Deceuninck-Quick Step had torn the peloton apart in the crosswinds before it ever got to km 66.2, the intermediate sprint at Taranto, hometown of a forgotten sporting genius. Iccus, who either won the 84th Olympic Games in 444 BC or the 70th Games in 470 BC, depending on your source, was a descendent of the Spartans, one of those marauding peoples who roamed the Mediterranean looking for places to colonise and exploit. He prepared for the Games the Spartan way, with a frugal diet and sexual abstention. His forebears would be proud to know that all athetes are Spartans these days. After all, the dietary revolution Iccus started has become a global phenomenon, with mutinational brands taking over the world of sport – except perhaps for Simon Pellaud, in the breakaway again today. Last time, on stage 4, he had the effrontery to exhibit his preferred mid-race food to the moto camera: Colombian bocadillo – a natural gel of concentrated guava juice. Take it as an act of resistance.

When it became clear that Vanhoucke, Pozzovivo and Fuglsang – 4th, 6th and 7th in GC – had missed the split, Kelderman’s Team Sunweb and Kruijswijk’s Team Jumbo Visma started working too. Such was their work rate, an ingenuous local might have believed they had been bitten by one of those huge wolf spiders common in the Apulia region, Lycosa tarantula, the poison of which was once believed to cause a syndrome called Tarantism, characterised by manic, frenzied dancing, First described in the 11th century, it was so common in the 16th and 17th centuries that Francesco Girolamo Cancellieri (1751 – 1826) wrote a treatise on the subject. “In the grip of this repulsive beast,” he wrote, “you cry, dance, throw up, tremble, laugh, go pale, faint, and suffer great pain. Sweating and antidotes help, but the sovereign and only remedy is music.”
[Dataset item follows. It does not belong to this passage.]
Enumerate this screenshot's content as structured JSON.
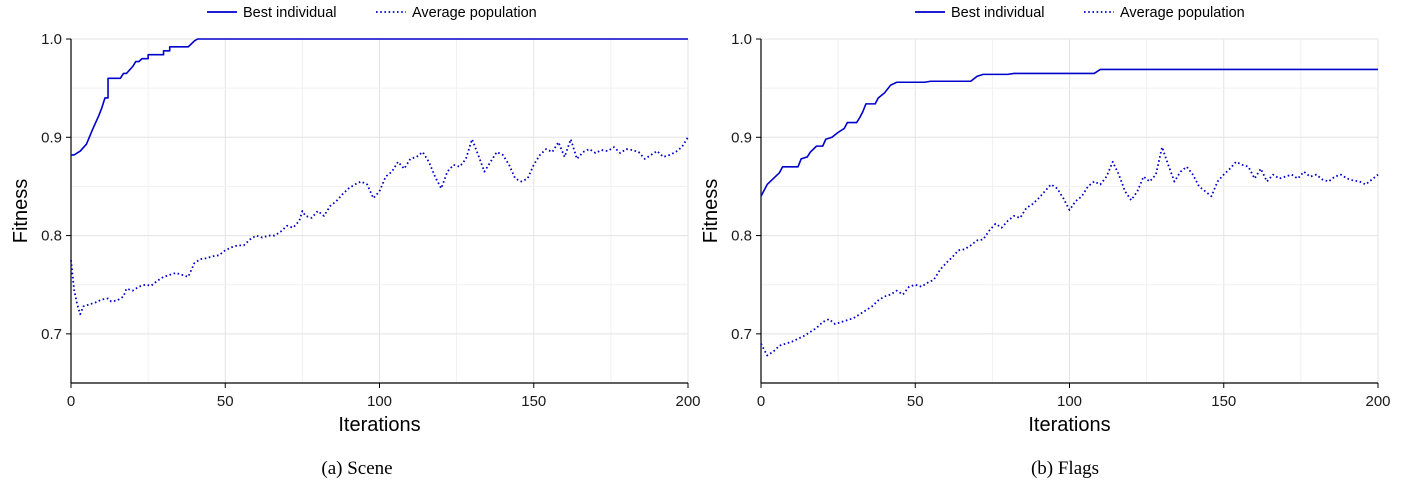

Whence the Tarantella, which starts slow but soon accelerates in a frenetic crescendo. Were the team cars channelling it into their riders’ earpieces? Something must lie behind Thomas De Gendt’s amazing ubiquity: he made the early, four-man break. When they were caught, he dropped back through the first peloton, and the second one, to the third, looking for his team-mate, the Maglia Bianca Harm Vanhoucke, whom he then led him back to the peloton. After a crash beneath the “45 km to go” stanchion blocked the road entirely, holding up half the field, the indefatigable De Gendt did it all over again. Chapeau.

Were Groupama-FDJ using the same tune? either way, Arnaud Démare was unstoppable again today. And, for all the remarkable distinctness of the setting; despite the attractions of localism on one front, globalism on another, and sponsors’ demands on a third, it was striking that the French champion chose to appear on the podium not in his regular team sponsor’s shirt but in the colours of the French flag. Either the imagined community that exercises the greatest magnetism continues to be the national one, or it’s the only jersey he brought with him.